French literature

« Le couchant me regarde avec ses yeux de flamme,
La vaste mer me parle, et je me sens sacré. »

Les Quatre vents de l’esprit, quatrième promenade

Love

Here is a word which comes back very often in the correspondence of the author. But not necessarily where one would expect it from a romantic, in the sense that we understand it today. Love, for Victor Hugo, is a principle of communication with beings, with all beings, human or not, dead or alive. The passion in love is one of these ways. Love for one’s children, love of sea bathing are others. Of course, there are dissonances: anger, malice, death. But for Hugo it is always love that has the last word. On August 4, 1855, he wrote to George Sand:

“I learn that a misfortune has just struck you. You have lost a little child. You are suffering. Would you allow someone who admires you and loves you to take your hand in his and to tell you that all his heart is yours. (…) There is no death. All is life, all is love, all is light, or waiting for light.”

Nature

The world of Victor Hugo is prodigiously animated. It is at the antipodes of Descartes’ world, made up of decomposable mechanisms, where the living beings are very sophisticated machines. Everything thinks. Everything is full of souls. For Hugo, a rock thinks, like a grasshopper or a bird. As a result, the world becomes extraordinarily alive.

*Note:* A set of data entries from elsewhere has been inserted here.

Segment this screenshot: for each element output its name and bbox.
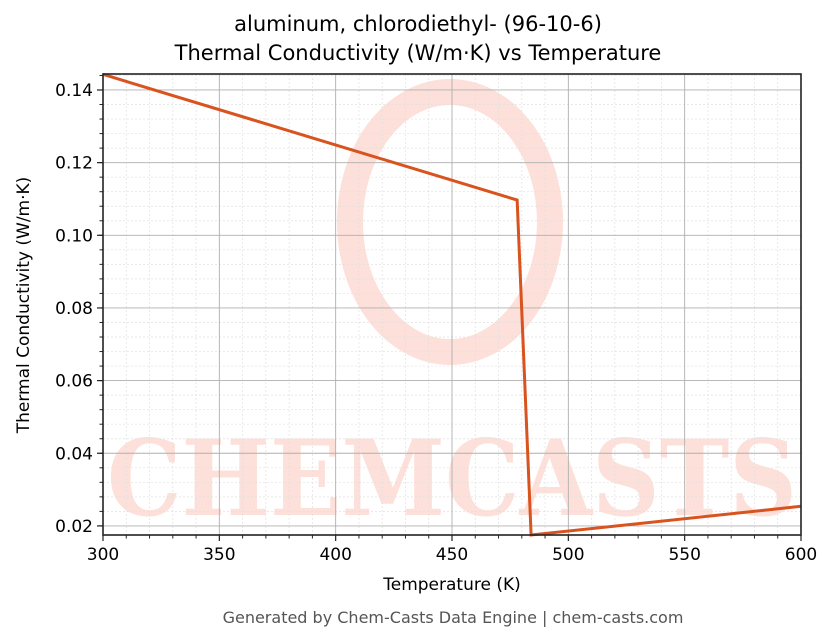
footer-credit: Generated by Chem-Casts Data Engine | ch…: [222, 608, 684, 627]
y-axis-label: Thermal Conductivity (W/m·K): [14, 176, 34, 434]
x-axis-label: Temperature (K): [383, 575, 521, 595]
chart-title-line1: aluminum, chlorodiethyl- (96-10-6): [234, 12, 602, 36]
svg-text:0.12: 0.12: [55, 154, 93, 174]
svg-text:0.02: 0.02: [55, 517, 93, 537]
svg-text:450: 450: [436, 545, 468, 565]
svg-text:350: 350: [203, 545, 235, 565]
svg-text:0.06: 0.06: [55, 372, 93, 392]
svg-text:0.14: 0.14: [55, 81, 93, 101]
thermal-conductivity-line: [102, 72, 802, 537]
axis-ticks: 300 350 400 450 500 550 600 0.02 0.04 0.06 0.08 0.1…: [55, 74, 817, 565]
grid-major: [102, 74, 802, 535]
chart-title-line2: Thermal Conductivity (W/m·K) vs Temperat…: [174, 41, 662, 65]
svg-text:500: 500: [552, 545, 584, 565]
svg-text:600: 600: [785, 545, 817, 565]
svg-text:0.10: 0.10: [55, 226, 93, 246]
svg-text:0.04: 0.04: [55, 444, 93, 464]
svg-text:550: 550: [668, 545, 700, 565]
svg-text:400: 400: [319, 545, 351, 565]
svg-text:300: 300: [87, 545, 119, 565]
svg-text:0.08: 0.08: [55, 299, 93, 319]
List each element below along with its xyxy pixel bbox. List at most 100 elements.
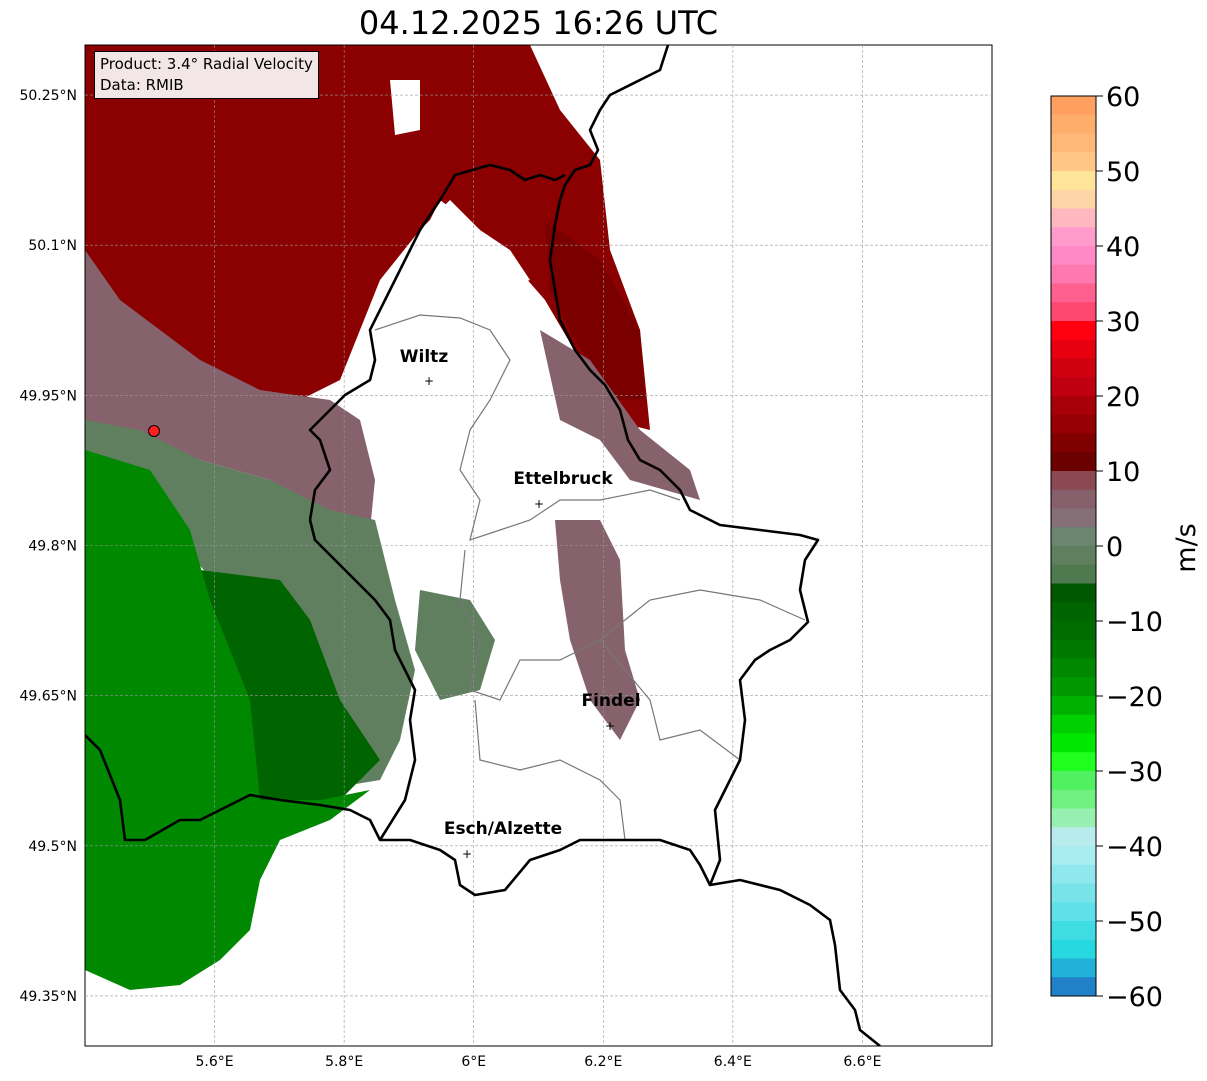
colorbar-band — [1051, 302, 1096, 322]
radar-layer — [85, 45, 700, 990]
colorbar-band — [1051, 602, 1096, 622]
country-border — [85, 734, 712, 897]
y-tick-label: 50.25°N — [19, 88, 77, 104]
colorbar-band — [1051, 546, 1096, 566]
colorbar-band — [1051, 527, 1096, 547]
colorbar-band — [1051, 639, 1096, 659]
colorbar-band — [1051, 508, 1096, 528]
colorbar-band — [1051, 171, 1096, 191]
y-tick-label: 49.5°N — [28, 839, 77, 855]
colorbar-tick-label: 60 — [1106, 82, 1140, 113]
city-label: Wiltz — [400, 347, 449, 367]
product-label: Product: 3.4° Radial Velocity — [100, 55, 313, 73]
echo-approaching-weak — [415, 590, 495, 700]
colorbar-band — [1051, 208, 1096, 228]
country-border — [548, 45, 881, 1046]
colorbar-tick-label: 40 — [1106, 232, 1140, 263]
colorbar-tick-label: −40 — [1106, 832, 1163, 863]
colorbar-band — [1051, 189, 1096, 209]
colorbar-band — [1051, 471, 1096, 491]
colorbar-tick-label: 10 — [1106, 457, 1140, 488]
x-tick-label: 6.2°E — [584, 1054, 622, 1070]
echo-approaching — [85, 450, 370, 990]
colorbar-tick-label: −20 — [1106, 682, 1163, 713]
colorbar-band — [1051, 246, 1096, 266]
colorbar-tick-label: 30 — [1106, 307, 1140, 338]
colorbar-band — [1051, 583, 1096, 603]
y-axis-ticks: 50.25°N 50.1°N 49.95°N 49.8°N 49.65°N 49.5°N 4… — [19, 88, 77, 1005]
echo-near-zero — [555, 520, 640, 740]
y-tick-label: 49.8°N — [28, 539, 77, 555]
colorbar-band — [1051, 846, 1096, 866]
colorbar-band — [1051, 771, 1096, 791]
canton-boundaries — [374, 314, 681, 541]
colorbar-band — [1051, 658, 1096, 678]
colorbar-band — [1051, 433, 1096, 453]
colorbar-tick-label: 0 — [1106, 532, 1123, 563]
country-border — [308, 163, 566, 841]
radar-site-marker — [148, 425, 160, 437]
product-info-box: Product: 3.4° Radial Velocity Data: RMIB — [94, 51, 319, 99]
city-label: Esch/Alzette — [444, 819, 562, 839]
echo-gap — [400, 200, 530, 300]
colorbar-band — [1051, 733, 1096, 753]
colorbar-band — [1051, 977, 1096, 997]
city-marker-icon: + — [534, 497, 544, 511]
x-tick-label: 6.6°E — [843, 1054, 881, 1070]
colorbar-band — [1051, 958, 1096, 978]
colorbar-tick-label: −30 — [1106, 757, 1163, 788]
echo-receding — [85, 45, 650, 430]
colorbar-band — [1051, 564, 1096, 584]
city-ettelbruck: + Ettelbruck — [513, 469, 613, 511]
colorbar-band — [1051, 321, 1096, 341]
colorbar-band — [1051, 696, 1096, 716]
y-tick-label: 50.1°N — [28, 238, 77, 254]
colorbar-band — [1051, 827, 1096, 847]
colorbar-band — [1051, 489, 1096, 509]
city-label: Findel — [581, 691, 640, 711]
canton-boundaries — [599, 639, 741, 761]
map-title: 04.12.2025 16:26 UTC — [358, 4, 719, 42]
colorbar-band — [1051, 114, 1096, 134]
echo-near-zero — [85, 250, 375, 530]
colorbar-band — [1051, 939, 1096, 959]
colorbar — [1050, 95, 1097, 997]
echo-receding-dark — [545, 220, 645, 400]
colorbar-label: m/s — [1171, 523, 1202, 572]
colorbar-tick-label: −10 — [1106, 607, 1163, 638]
colorbar-tick-label: 20 — [1106, 382, 1140, 413]
colorbar-tick-label: −50 — [1106, 907, 1163, 938]
canton-boundaries — [474, 699, 626, 841]
city-marker-icon: + — [424, 374, 434, 388]
colorbar-band — [1051, 377, 1096, 397]
colorbar-band — [1051, 677, 1096, 697]
colorbar-band — [1051, 339, 1096, 359]
colorbar-band — [1051, 152, 1096, 172]
city-marker-icon: + — [605, 719, 615, 733]
colorbar-band — [1051, 714, 1096, 734]
colorbar-band — [1051, 283, 1096, 303]
colorbar-band — [1051, 752, 1096, 772]
city-wiltz: + Wiltz — [400, 347, 449, 388]
colorbar-band — [1051, 452, 1096, 472]
colorbar-band — [1051, 414, 1096, 434]
colorbar-band — [1051, 358, 1096, 378]
colorbar-tick-label: −60 — [1106, 982, 1163, 1013]
city-esch-alzette: + Esch/Alzette — [444, 819, 562, 861]
colorbar-band — [1051, 264, 1096, 284]
canton-boundaries — [459, 549, 806, 701]
colorbar-band — [1051, 902, 1096, 922]
echo-gap — [390, 80, 420, 135]
y-tick-label: 49.95°N — [19, 388, 77, 404]
city-label: Ettelbruck — [513, 469, 613, 489]
colorbar-band — [1051, 133, 1096, 153]
colorbar-band — [1051, 883, 1096, 903]
colorbar-band — [1051, 96, 1096, 116]
city-findel: + Findel — [581, 691, 640, 733]
colorbar-band — [1051, 396, 1096, 416]
x-tick-label: 6.4°E — [714, 1054, 752, 1070]
gridlines — [85, 45, 992, 1046]
colorbar-band — [1051, 227, 1096, 247]
x-axis-ticks: 5.6°E 5.8°E 6°E 6.2°E 6.4°E 6.6°E — [196, 1054, 882, 1070]
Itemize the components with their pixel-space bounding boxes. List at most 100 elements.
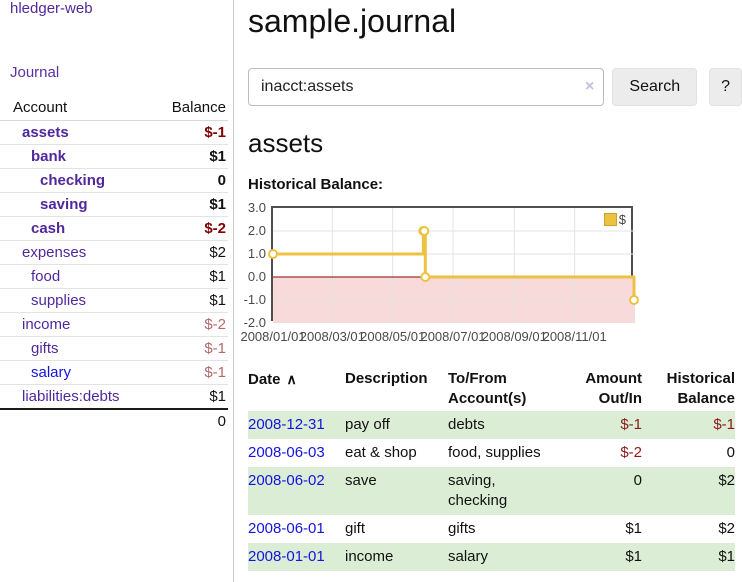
date-cell: 2008-12-31 xyxy=(248,411,345,439)
register-row: 2008-12-31 pay off debts $-1 $-1 xyxy=(248,411,735,439)
x-tick-label: 2008/05/01 xyxy=(360,329,426,344)
y-tick-label: -2.0 xyxy=(243,315,266,330)
account-link[interactable]: salary xyxy=(31,364,72,381)
account-balance: $-1 xyxy=(155,336,228,361)
y-tick-label: 3.0 xyxy=(247,200,266,215)
search-box: × xyxy=(248,68,605,106)
balance-cell: $2 xyxy=(718,472,735,489)
account-link[interactable]: expenses xyxy=(22,244,87,261)
x-tick-label: 2008/01/01 xyxy=(240,329,306,344)
register-column-account: To/From Account(s) xyxy=(448,370,527,407)
account-row: bank $1 xyxy=(0,144,228,169)
chart-svg xyxy=(268,208,640,323)
legend-label: $ xyxy=(618,212,626,227)
accounts-total-row: 0 xyxy=(0,408,228,433)
account-link[interactable]: supplies xyxy=(31,292,87,309)
account-row: income $-2 xyxy=(0,312,228,337)
accounts-cell: salary xyxy=(448,548,489,565)
sort-ascending-icon: ∧ xyxy=(286,371,297,387)
date-link[interactable]: 2008-12-31 xyxy=(248,416,325,433)
help-button[interactable]: ? xyxy=(709,68,742,106)
account-row: food $1 xyxy=(0,264,228,289)
app-brand-link[interactable]: hledger-web xyxy=(10,0,93,17)
account-balance: $-2 xyxy=(155,312,228,337)
x-tick-label: 2008/09/01 xyxy=(481,329,547,344)
account-link[interactable]: food xyxy=(31,268,61,285)
register-row: 2008-06-01 gift gifts $1 $2 xyxy=(248,515,735,543)
sidebar: hledger-web Journal Account Balance asse… xyxy=(0,0,228,433)
date-cell: 2008-06-01 xyxy=(248,515,345,543)
accounts-column-account: Account xyxy=(0,96,156,121)
register-row: 2008-06-03 eat & shop food, supplies $-2 0 xyxy=(248,439,735,467)
description-cell: pay off xyxy=(345,416,390,433)
account-link[interactable]: liabilities:debts xyxy=(22,388,120,405)
account-link[interactable]: checking xyxy=(40,172,106,189)
account-balance: $1 xyxy=(155,144,228,169)
accounts-total-value: 0 xyxy=(155,408,228,433)
account-balance: $-1 xyxy=(155,360,228,385)
account-balance: $2 xyxy=(155,240,228,265)
date-link[interactable]: 2008-06-02 xyxy=(248,472,325,489)
clear-search-icon[interactable]: × xyxy=(585,78,595,95)
account-link[interactable]: income xyxy=(22,316,71,333)
y-tick-label: -1.0 xyxy=(243,292,266,307)
amount-cell: $-2 xyxy=(620,444,642,461)
amount-cell: 0 xyxy=(633,472,642,489)
accounts-cell: saving, checking xyxy=(448,472,508,509)
description-cell: income xyxy=(345,548,394,565)
search-input[interactable] xyxy=(248,68,605,106)
main-panel: sample.journal × Search ? assets Histori… xyxy=(240,0,742,571)
account-balance: $1 xyxy=(155,264,228,289)
register-column-balance: Historical Balance xyxy=(666,370,735,407)
account-row: liabilities:debts $1 xyxy=(0,385,228,410)
accounts-table: Account Balance assets $-1 bank $1 checking 0… xyxy=(0,96,228,433)
register-column-date[interactable]: Date ∧ xyxy=(248,371,297,388)
accounts-cell: food, supplies xyxy=(448,444,541,461)
date-link[interactable]: 2008-01-01 xyxy=(248,548,325,565)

“Man! Around you the creation dreams
Thousand unknown beings surround you in your wall.
You come, you go, you sleep under their obscure glance,
And you do not feel them living around your life.

(…)

What you name thing, object, still life,
Knows, thinks, listens, hears. The lock of your door
Sees the fault coming and would like to close.
Your window knows the dawn, and says: See, Believe! Love!”

Little flower

“Do you see this little flower, my beloved Toto? It took a whole big mountain to make it. It is the image of poetry in this world. Poetry is an exquisite and delicate thing, and it takes a big heart to produce it. (…) Keep also forever in your heart the love of God, of nature, of your mother and of your father. Let these four feelings be one. To be intelligent is to be good. To be good is to be everything.”

To his son François-Victor, Tolosa, August 9, 1843

“[Les vents] pétrissent, comme avec des millions de mains, la souplesse de l’eau immense.”

Les Travailleurs de la mer

Simplicity

If there is complexity in Hugo’s novels, it is in the construction, in the architecture, or in the detail. In terms of psychology, however, do not look for Dostoyevsky in Victor Hugo. The characters are simple, agitated by impulses of violence or goodness but not very nuanced. They are cartoon characters. Nothing is further from them, for example, than the characters neither good nor bad of Flaubert’s Education Sentimentale.

Hugo is simple, but not naive: he knows the violence of men, their cowardice, all the dark shades of our species. But he is carried by an indestructible faith: once a man has seen, felt the light of goodness, he is capable of redemption.

The people

Victor Hugo is perhaps the only writer who loves the crowd. His colleagues in general shy away from it. He likes the power that emerges when it is angry, the rustling of humanity in the street, the titanic battles. Because he loves what is great, unfathomable, violent, unpredictable.
But he also loves the people in their humility, in their diversity. He believes in the original goodness of human beings, and will denounce all his life with great vigor the violence of the society towards the poor and the weak (Les Misérables). This was not a struggle shared by many writers in the 19th century, where holding the worker to be congenitally inferior was a commonplace opinion.